The Gavalas wine – like all those produced by the renowned Gavalas family, best known for their benchmark Assyrtiko in its distinctive square shouldered light blue bottle- is intensely mineral, saline and highly textured, a joy to drink, but with years ahead of it. An absolutely classic Assyrtiko, in the best sense, and highly evocative, showing just what this fantastic variety can be.

It took another consumer event, Vineyards of Hampshire Fairy Lights & Fizz event in Winchester’s Guildhall to restore my age equilibrium; here I felt positively sprightly as I tasted wines from the county’s ten producers, including two newbies, Louis Pommery and Quob Park, and wondered at the senior’s theme park that is today’s Home Counties. Maybe it was the thrill of relative youth that made me associate so much with my next wine, The Grange’s zesty White from Black, a delicious 100% sparkling Pinot Meunier, pretty much only just put into bottle at its new winery outside Winchester. The Grange’s Zam Baring is rightfully proud of this fabulously moreish, fruit-packed take on the variety which clearly has a great future in southern England’s chalk-heavy soils.

Anyone who had doubts that Australia is at the top of its winemaking game will have had them dispelled by Matthew Jukes’s superb 100 Best Australian Wines tasting at Australia House, the first to be held there since Covid. As Matthew reminded me – and demonstrated in his impressively detailed tasting booklet – this selection was the result of three years work, as Covid derailed his 2020 and 2021 100 Best listings. Great wines all around but Chardonnay was king with two truly great wines on show: the 2018 Savaterre Estate Chardonnay from Beechworth in Victoria – an incredibly complex and layered wine with perfect poise and balance – and the equally impressive Tolpuddle Chardonnay 2021 from Tasmania, demonstrating that this former sparkling wine producer is at the top of its still wine-making game.

I’m not generally a fan of Bodega Argento, finding most of its Malbec and Malbec blends a tad boring, despite the heftily touted organic labelling, but that changed with its latest offering, a white Malbec. The Artesano de Argento White Malbec 2022 has pretty much everything going for it, lovely fruit and great balance, with a suggestion of white flowers and lime citrus, with finely judged acidity and good grip and texture, as you might expect from a red grape that is vinified as a white. Great value at £15 a bottle and because it’s organic and Fairtrade you can allow yourself a warm reassuring glow of smugness as you pour that second glass.

Enotria’s 50th Anniversary bash at the Royal Albert Hall showed an embarrassment of riches; more than half the wines here could have made it onto my list, unsurprising when producers include the likes of Planeta, Stag’s Leap, Vega Sicilia and Chateau Haut-Brion. But I have to hand it to the gorgon has it, or should I say the Gorgona Bianco Costa Toscana IGT 2020, produced by Frescobaldi from Vermintino and Ansonica grapes picked by prisoners on the island of Gorgona off the Tuscan coast. This was hauntingly delicious, with apricot, peach and white flowers on the palate and the perfect acidity and palate typical of Ansonica. Truly special.

Another indigenous grape, Trentino’s Nosiola, has created what for me seems like something close to perfection in Cantina Toblino’s Largiler 2013. There’s not much left of this ancient variety and most of this is grown and vinified by this award-winning cooperative, located on the shores of Lake Toblino, around 15 kilometres north of Lake Garda.

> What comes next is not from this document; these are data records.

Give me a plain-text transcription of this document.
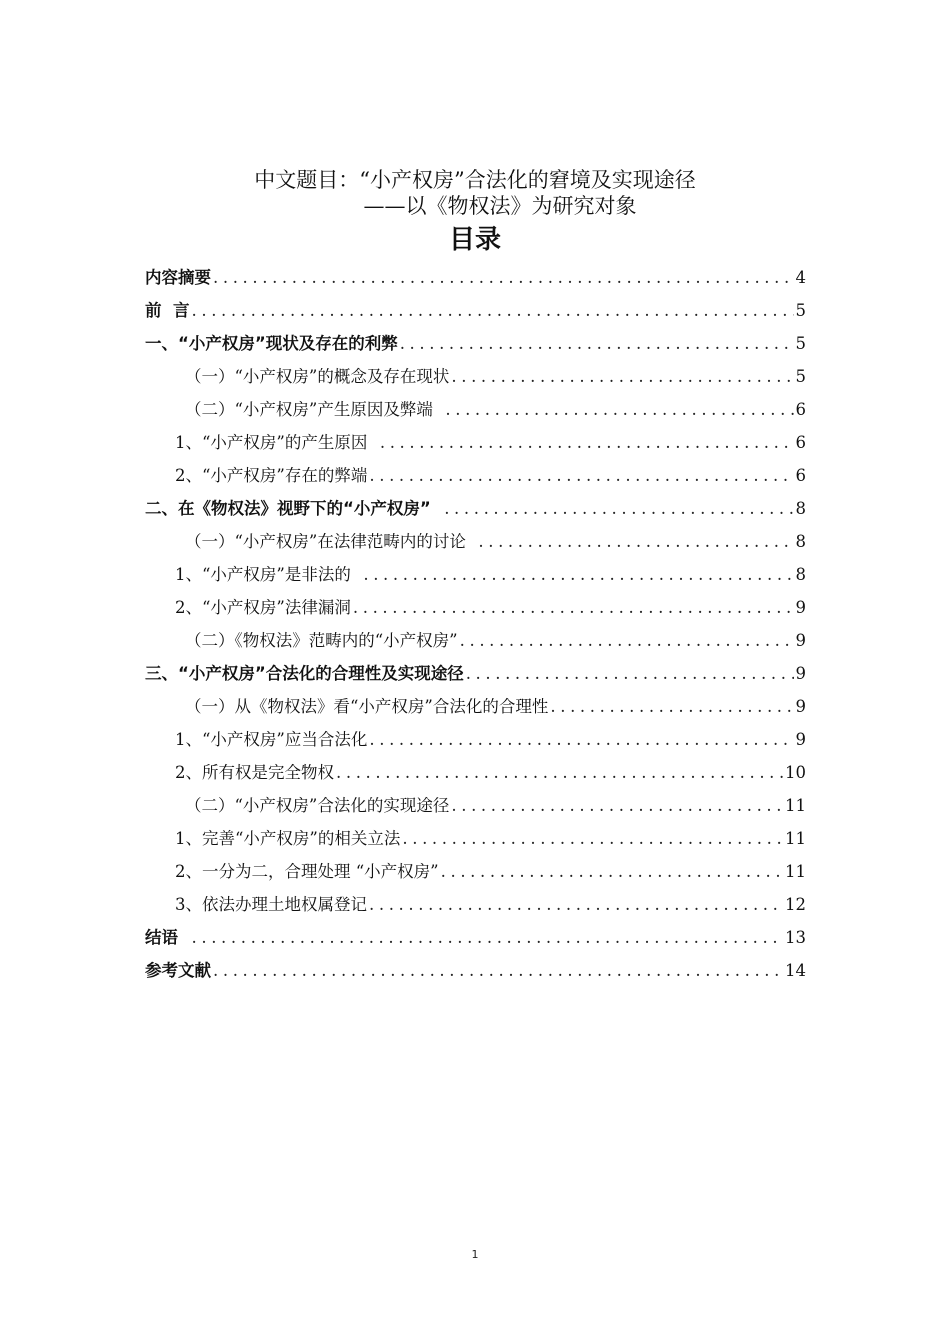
中文题目：“小产权房”合法化的窘境及实现途径
——以《物权法》为研究对象
目录
内容摘要 .....	4
前  言 .....	5
一、“小产权房”现状及存在的利弊 .....	5
（一）“小产权房”的概念及存在现状 .....	5
（二）“小产权房”产生原因及弊端 .....	6
1、“小产权房”的产生原因 .....	6
2、“小产权房”存在的弊端 .....	6
二、在《物权法》视野下的“小产权房” .....	8
（一）“小产权房”在法律范畴内的讨论 .....	8
1、“小产权房”是非法的 .....	8
2、“小产权房”法律漏洞 .....	9
（二）《物权法》范畴内的“小产权房” .....	9
三、“小产权房”合法化的合理性及实现途径 .....	9
（一）从《物权法》看“小产权房”合法化的合理性 .....	9
1、“小产权房”应当合法化 .....	9
2、所有权是完全物权 .....	10
（二）“小产权房”合法化的实现途径 .....	11
1、完善“小产权房”的相关立法 .....	11
2、一分为二，合理处理 “小产权房” .....	11
3、依法办理土地权属登记 .....	12
结语 .....	13
参考文献 .....	14
1
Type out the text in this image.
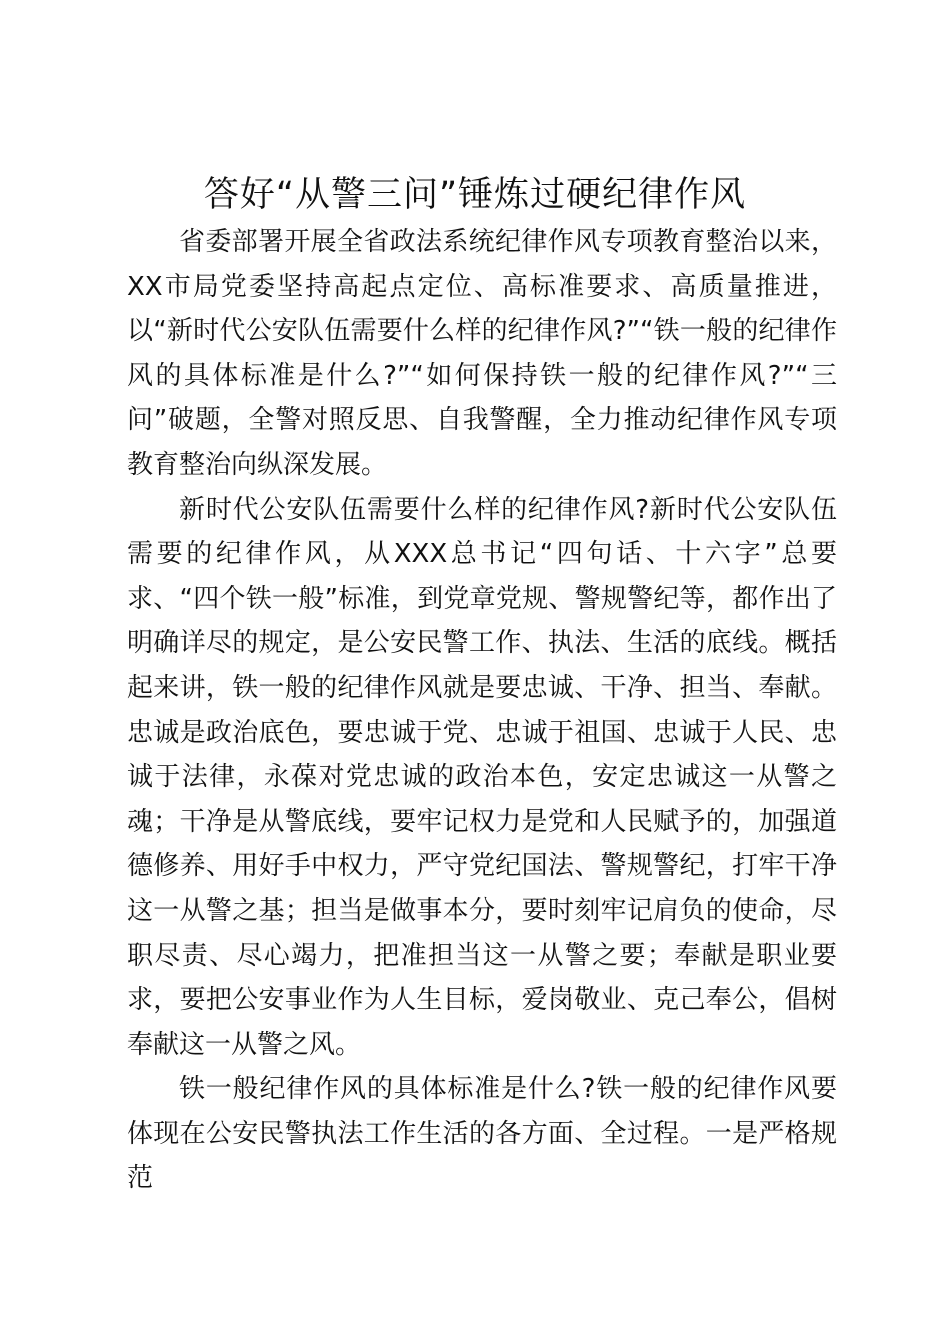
答好“从警三问”锤炼过硬纪律作风

省委部署开展全省政法系统纪律作风专项教育整治以来，XX市局党委坚持高起点定位、高标准要求、高质量推进，以“新时代公安队伍需要什么样的纪律作风?”“铁一般的纪律作风的具体标准是什么?”“如何保持铁一般的纪律作风?”“三问”破题，全警对照反思、自我警醒，全力推动纪律作风专项教育整治向纵深发展。

新时代公安队伍需要什么样的纪律作风?新时代公安队伍需要的纪律作风，从XXX总书记“四句话、十六字”总要求、“四个铁一般”标准，到党章党规、警规警纪等，都作出了明确详尽的规定，是公安民警工作、执法、生活的底线。概括起来讲，铁一般的纪律作风就是要忠诚、干净、担当、奉献。忠诚是政治底色，要忠诚于党、忠诚于祖国、忠诚于人民、忠诚于法律，永葆对党忠诚的政治本色，安定忠诚这一从警之魂；干净是从警底线，要牢记权力是党和人民赋予的，加强道德修养、用好手中权力，严守党纪国法、警规警纪，打牢干净这一从警之基；担当是做事本分，要时刻牢记肩负的使命，尽职尽责、尽心竭力，把准担当这一从警之要；奉献是职业要求，要把公安事业作为人生目标，爱岗敬业、克己奉公，倡树奉献这一从警之风。

铁一般纪律作风的具体标准是什么?铁一般的纪律作风要体现在公安民警执法工作生活的各方面、全过程。一是严格规范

Toblino make at least two varietal wines from this fascinating variety and this is an absolute stunner – made from grapes grown on 30-year-old pergola vines which are then hand-picked and fermented after very limited skin contact for seven year in large oak botti. The result is a highly textured wine, with suggestions of wild mushrooms and truffle alongside red apple, peach and apricot; this had almost perfect balance with nicely poised acidity supporting the fruit. With a long, haunting finish, this wine feels almost ethereal and very welcome in a year when the heavenly often felt in pretty short supply.